請求はトークンの処理数に応じて変化します。画像あたりのトークン数はビジョンモデルのアーキテクチャに依存します。

  • Anthropic (claude) モデルの計算式は、トークン = (ピクセル幅 x ピクセル高) / 750 です。

  • Mistral (pixtral) モデルは、各画像を16x16ピクセルのバッチに分割し、各バッチをトークンに変換します。トークンの総数は、おおよそ (ピクセル単位の幅 / 16) * (ピクセル単位の高さ / 16) に相当します。

  • Meta (llama) モデルは、正方形のタイルで画像をタイル化しようとします。画像の縦横比とサイズによって、タイルの数は最大16個になり、それぞれが約153個のトークンで表されます。

  • Open AI models rescale the image and tile it with square patches. For openai-gpt-4.1, depending on the image ratio and size, the number of tokens can be 211 (images up to 512x512px), 352 (non-square images with longer side length 1024px), or from 630 tokens (square images at least 1024x1024px) to 913 tokens (non-square images with shorter side length 1024px).

  • voyage-multimodal-3 は、サイズがおよそ14x14pxの画像パッチの配列を操作します。画像は、最小64個のパッチと最大2500個のパッチを持つグリッドでカバーされるように再スケールされます。2つの余分な画像トークンが追加されるため、入力は画像のサイズとアスペクト比率に応じて、66から2502トークンの範囲になります。

注釈

COUNT_TOKENS 関数は現在、画像入力をサポートしていません。

ビジョンモデルの選択

COMPLETE 関数は、能力、遅延、コストが異なる複数のモデルをサポートしています。クレジットあたりのパフォーマンスを最適化するには、コンテンツのサイズとタスクの複雑さに合ったモデルを選択します。

モデル

MMMU

Mathvista

ChartQA

DocVQA

VQAv2

GPT-4o

68.6

64.6

85.1

88.9

77.8

openai-gpt-4.1

75.0

72.0

llama-4-maverick

73.4

73.7

90

94.4

llama-4-scout

69.4

70.7

88.8

94.4

pixtral-large

64.0

69.4

88.1

85.7

67

ベンチマークは以下の通りです。

  • MMMU: 大学レベルの推論を必要とする学際的なタスクでマルチモーダルモデルを評価します。

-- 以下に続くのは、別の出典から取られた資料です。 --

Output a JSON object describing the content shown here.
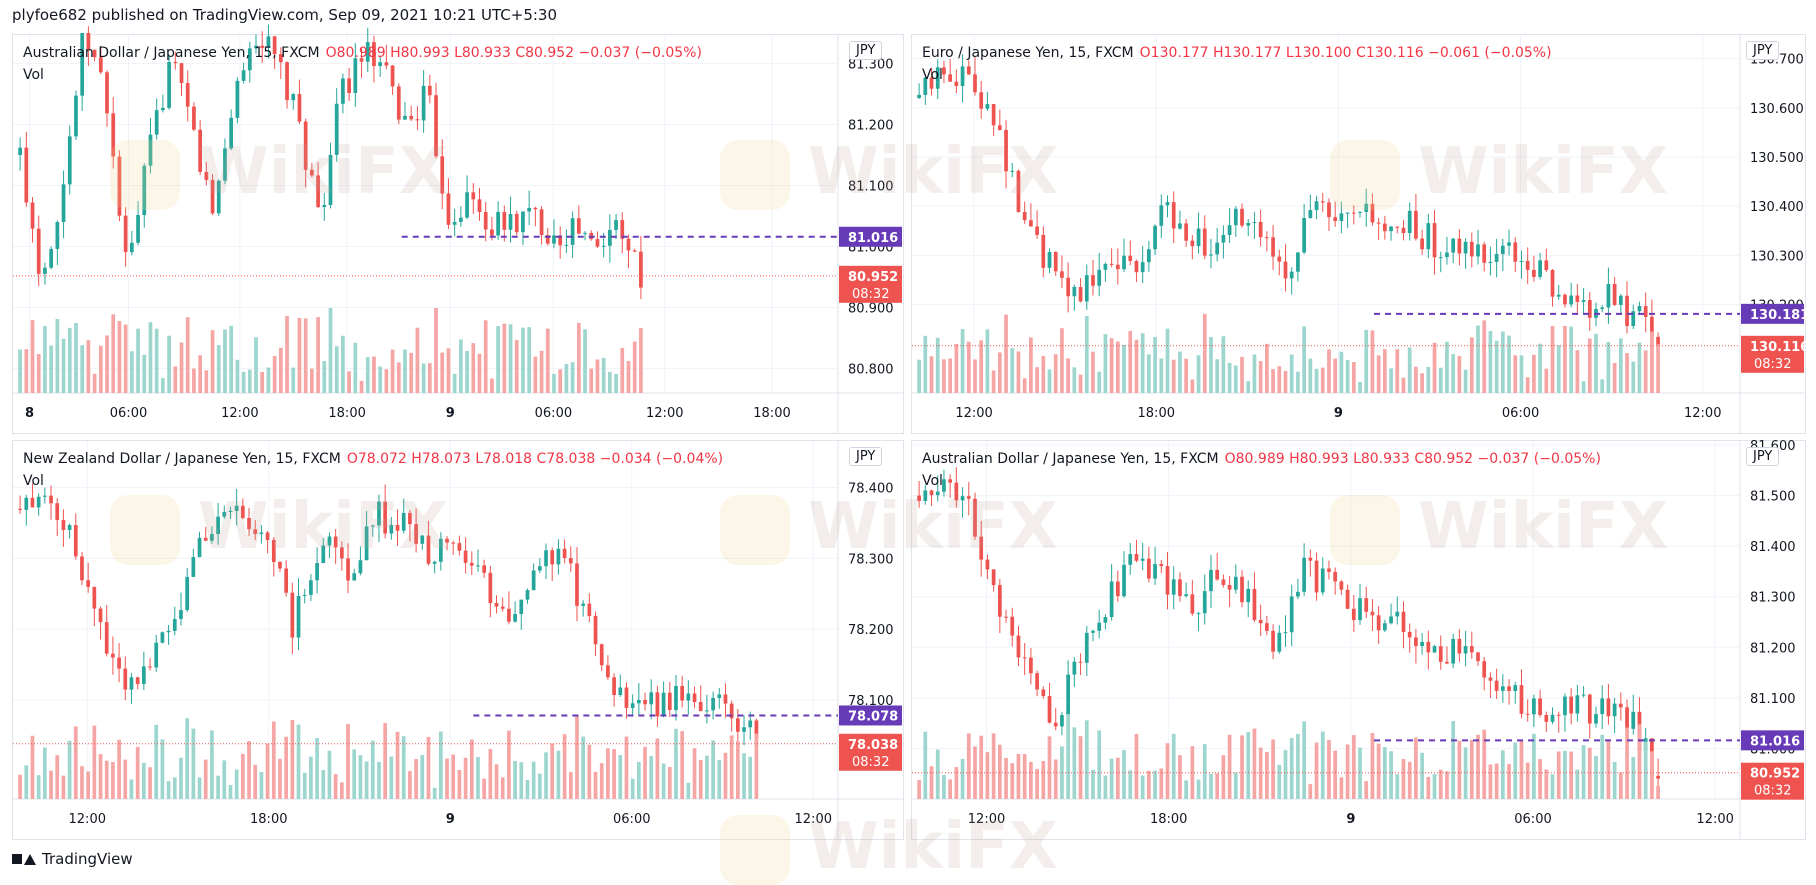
{
  "header": {
    "published": "plyfoe682 published on TradingView.com, Sep 09, 2021 10:21 UTC+5:30"
  },
  "footer": {
    "brand": "TradingView"
  },
  "watermark": {
    "text": "WikiFX"
  },
  "colors": {
    "up": "#26a69a",
    "down": "#ef5350",
    "upVol": "#9cd6cf",
    "downVol": "#f5a6a4",
    "lastPrice": "#673ab7",
    "priceTag": "#ef5350"
  },
  "chart_data": [
    {
      "type": "candlestick",
      "symbol": "Australian Dollar / Japanese Yen, 15, FXCM",
      "ohlc": {
        "o": "O80.989",
        "h": "H80.993",
        "l": "L80.933",
        "c": "C80.952",
        "chg": "−0.037 (−0.05%)"
      },
      "vol_label": "Vol",
      "currency": "JPY",
      "ylim": [
        80.76,
        81.34
      ],
      "y_ticks": [
        "81.300",
        "81.200",
        "81.100",
        "81.000",
        "80.900",
        "80.800"
      ],
      "x_ticks": [
        "8",
        "06:00",
        "12:00",
        "18:00",
        "9",
        "06:00",
        "12:00",
        "18:00"
      ],
      "x_tick_pos": [
        0.02,
        0.14,
        0.275,
        0.405,
        0.53,
        0.655,
        0.79,
        0.92
      ],
      "last_close": {
        "value": "81.016",
        "level": 81.016
      },
      "current": {
        "value": "80.952",
        "level": 80.952,
        "countdown": "08:32"
      },
      "span": 0.76,
      "path": [
        81.15,
        80.95,
        81.1,
        81.35,
        81.25,
        80.95,
        81.15,
        81.3,
        81.2,
        81.05,
        81.25,
        81.35,
        81.3,
        81.2,
        81.05,
        81.25,
        81.32,
        81.28,
        81.2,
        81.25,
        81.05,
        81.08,
        81.03,
        81.04,
        81.05,
        81.02,
        81.03,
        80.99,
        81.05,
        80.95
      ]
    },
    {
      "type": "candlestick",
      "symbol": "Euro / Japanese Yen, 15, FXCM",
      "ohlc": {
        "o": "O130.177",
        "h": "H130.177",
        "l": "L130.100",
        "c": "C130.116",
        "chg": "−0.061 (−0.05%)"
      },
      "vol_label": "Vol",
      "currency": "JPY",
      "ylim": [
        130.02,
        130.74
      ],
      "y_ticks": [
        "130.700",
        "130.600",
        "130.500",
        "130.400",
        "130.300",
        "130.200"
      ],
      "x_ticks": [
        "12:00",
        "18:00",
        "9",
        "06:00",
        "12:00"
      ],
      "x_tick_pos": [
        0.075,
        0.295,
        0.515,
        0.735,
        0.955
      ],
      "last_close": {
        "value": "130.181",
        "level": 130.181
      },
      "current": {
        "value": "130.116",
        "level": 130.116,
        "countdown": "08:32"
      },
      "span": 0.9,
      "path": [
        130.62,
        130.68,
        130.66,
        130.6,
        130.4,
        130.3,
        130.22,
        130.25,
        130.3,
        130.28,
        130.4,
        130.35,
        130.3,
        130.38,
        130.32,
        130.28,
        130.4,
        130.35,
        130.38,
        130.34,
        130.36,
        130.32,
        130.3,
        130.31,
        130.3,
        130.28,
        130.2,
        130.19,
        130.21,
        130.18,
        130.12
      ]
    },
    {
      "type": "candlestick",
      "symbol": "New Zealand Dollar / Japanese Yen, 15, FXCM",
      "ohlc": {
        "o": "O78.072",
        "h": "H78.073",
        "l": "L78.018",
        "c": "C78.038",
        "chg": "−0.034 (−0.04%)"
      },
      "vol_label": "Vol",
      "currency": "JPY",
      "ylim": [
        77.96,
        78.46
      ],
      "y_ticks": [
        "78.400",
        "78.300",
        "78.200",
        "78.100"
      ],
      "x_ticks": [
        "12:00",
        "18:00",
        "9",
        "06:00",
        "12:00"
      ],
      "x_tick_pos": [
        0.09,
        0.31,
        0.53,
        0.75,
        0.97
      ],
      "last_close": {
        "value": "78.078",
        "level": 78.078
      },
      "current": {
        "value": "78.038",
        "level": 78.038,
        "countdown": "08:32"
      },
      "span": 0.9,
      "path": [
        78.37,
        78.4,
        78.32,
        78.2,
        78.12,
        78.18,
        78.25,
        78.35,
        78.36,
        78.34,
        78.2,
        78.33,
        78.28,
        78.36,
        78.35,
        78.3,
        78.33,
        78.26,
        78.22,
        78.3,
        78.29,
        78.2,
        78.1,
        78.09,
        78.11,
        78.1,
        78.09,
        78.05
      ]
    },
    {
      "type": "candlestick",
      "symbol": "Australian Dollar / Japanese Yen, 15, FXCM",
      "ohlc": {
        "o": "O80.989",
        "h": "H80.993",
        "l": "L80.933",
        "c": "C80.952",
        "chg": "−0.037 (−0.05%)"
      },
      "vol_label": "Vol",
      "currency": "JPY",
      "ylim": [
        80.9,
        81.6
      ],
      "y_ticks": [
        "81.600",
        "81.500",
        "81.400",
        "81.300",
        "81.200",
        "81.100",
        "81.000"
      ],
      "x_ticks": [
        "12:00",
        "18:00",
        "9",
        "06:00",
        "12:00"
      ],
      "x_tick_pos": [
        0.09,
        0.31,
        0.53,
        0.75,
        0.97
      ],
      "last_close": {
        "value": "81.016",
        "level": 81.016
      },
      "current": {
        "value": "80.952",
        "level": 80.952,
        "countdown": "08:32"
      },
      "span": 0.9,
      "path": [
        81.5,
        81.55,
        81.45,
        81.25,
        81.15,
        81.05,
        81.2,
        81.3,
        81.38,
        81.33,
        81.28,
        81.36,
        81.3,
        81.2,
        81.35,
        81.32,
        81.28,
        81.26,
        81.22,
        81.18,
        81.2,
        81.15,
        81.08,
        81.07,
        81.09,
        81.07,
        81.06,
        80.95
      ]
    }
  ]
}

  • Mathvista: 視覚的な文脈の中での数学的推論のベンチマーク。

  • ChartQA: チャートに関する複雑な推論問題を評価します。

  • DocVQA と VQv2: ドキュメント上の視覚的な質問応答のためのベンチマーク。

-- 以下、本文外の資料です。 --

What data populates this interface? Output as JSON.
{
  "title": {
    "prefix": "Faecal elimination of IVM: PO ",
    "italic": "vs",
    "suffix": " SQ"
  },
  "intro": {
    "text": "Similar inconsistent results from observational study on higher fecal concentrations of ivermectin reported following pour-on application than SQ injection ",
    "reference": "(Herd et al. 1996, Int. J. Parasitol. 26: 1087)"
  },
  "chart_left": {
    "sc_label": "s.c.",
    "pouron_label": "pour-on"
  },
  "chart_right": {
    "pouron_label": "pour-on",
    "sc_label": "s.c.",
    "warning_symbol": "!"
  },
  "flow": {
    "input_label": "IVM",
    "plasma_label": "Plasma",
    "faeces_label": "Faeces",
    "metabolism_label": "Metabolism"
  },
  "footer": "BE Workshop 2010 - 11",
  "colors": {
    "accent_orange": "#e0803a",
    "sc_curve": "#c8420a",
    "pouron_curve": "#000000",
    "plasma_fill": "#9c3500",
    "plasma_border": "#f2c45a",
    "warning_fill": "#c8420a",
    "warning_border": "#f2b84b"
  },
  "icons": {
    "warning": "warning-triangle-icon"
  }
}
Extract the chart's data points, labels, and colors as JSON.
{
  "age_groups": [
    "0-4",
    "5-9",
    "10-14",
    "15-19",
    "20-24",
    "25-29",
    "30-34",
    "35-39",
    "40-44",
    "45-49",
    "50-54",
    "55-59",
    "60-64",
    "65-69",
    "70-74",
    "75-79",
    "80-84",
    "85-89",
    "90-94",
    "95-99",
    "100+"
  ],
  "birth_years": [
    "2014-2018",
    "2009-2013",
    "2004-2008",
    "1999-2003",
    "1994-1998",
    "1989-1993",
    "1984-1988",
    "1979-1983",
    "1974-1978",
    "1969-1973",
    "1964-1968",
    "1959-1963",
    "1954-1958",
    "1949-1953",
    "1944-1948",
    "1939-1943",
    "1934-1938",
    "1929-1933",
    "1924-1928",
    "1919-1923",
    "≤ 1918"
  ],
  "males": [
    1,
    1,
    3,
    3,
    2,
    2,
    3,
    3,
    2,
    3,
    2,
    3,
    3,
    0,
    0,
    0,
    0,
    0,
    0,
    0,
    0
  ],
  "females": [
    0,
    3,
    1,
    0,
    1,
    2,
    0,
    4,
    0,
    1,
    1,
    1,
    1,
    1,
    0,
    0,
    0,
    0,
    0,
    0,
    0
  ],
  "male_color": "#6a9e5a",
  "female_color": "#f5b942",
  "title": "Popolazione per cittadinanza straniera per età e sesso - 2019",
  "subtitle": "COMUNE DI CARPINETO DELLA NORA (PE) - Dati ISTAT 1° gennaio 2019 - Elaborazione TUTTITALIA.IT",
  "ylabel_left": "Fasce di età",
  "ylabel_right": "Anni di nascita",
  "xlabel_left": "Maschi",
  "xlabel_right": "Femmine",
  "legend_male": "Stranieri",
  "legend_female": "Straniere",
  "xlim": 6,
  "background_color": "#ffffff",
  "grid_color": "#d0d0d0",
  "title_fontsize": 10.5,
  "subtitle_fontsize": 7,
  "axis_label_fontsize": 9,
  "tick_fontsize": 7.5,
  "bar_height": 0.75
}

マルチモーダル埋め込みの場合は、voyage-multimodal-3 モデルのみが現在利用可能です。voyage-multimodal-3 は、テキストと画像を埋め込むことができる最先端のマルチモーダル埋め込みモデルです。PDFs、スライド、テーブル、図のスクリーンショットなどのソースから主要な視覚的特徴を抽出できます。これにより、複雑なドキュメント解析ワークフローの必要性が軽減されます。Voyage AI 内部ベンチマークによると、voyage-multimodal-3 モデルは、OpenAICLIP の大規模なAmazon Titanマルチモーダル、およびCohereマルチモーダルv3などの競合するモデルを上回る性能を発揮します。

リージョンの可用性

この機能のサポートは、以下のSnowflakeリージョンのアカウントでネイティブに利用可能です。

モデル
AWS US西部2
(オレゴン)
AWS US東部1
(N.バージニア)
AWSヨーロッパ中部1
(フランクフルト)

claude-3-7-sonnet [A1]

claude-4-sonnet [A1]

claude-4-opus [A1]

pixtral-large

llama4-maverick

llama4-scout

voyage-multimodal-3 [A1]

[A1] (1,2,3,4)

モデルはリージョン横断推論でのみ利用可能。

AI_COMPLETE は :doc:`クロスリージョン推論 </user-guide/snowflake-cortex/cross-region-inference>`を通じてその他のリージョンで利用可能です。

エラー条件

メッセージ

説明

外部関数 SYSTEM$COMPLETE_WITH_IMAGE_INTERNAL リモートサービスエラーでリクエストに失敗しました:400 '"無効な画像パス"

ファイル拡張子またはファイル自体のいずれかがモデルで受け入れられません。このメッセージは、ファイルパスが間違っている、つまり指定された場所にファイルが存在しないことを意味する場合もあります。ファイル名は大文字と小文字を区別します。

セキュアオブジェクトのエラー

ステージが存在しない可能性があります。ステージ名を確認し、ステージが存在し、アクセス可能であることを確認します。ステージパスの先頭には、 @myimages のように、必ずアット(@)記号を使用してください。

リモートサービスエラーで外部関数 _COMPLETE_WITH_PROMPT のリクエストに失敗しました:400 '"リクエストパラメーターが無効です: サポート対象外のイメージ形式: イメージ/**

Unsupported image format given to claude-4-6-sonnet, i.e. other than .jpeg, .png, .webp, or .gif.

リモートサービスエラーで外部関数 _COMPLETE_WITH_PROMPT のリクエストに失敗しました:400 '"リクエストパラメーターが無効です: 画像データが5.00 MB を超えました"

The provided image given to claude-4-6-sonnet exceeds 5 MB.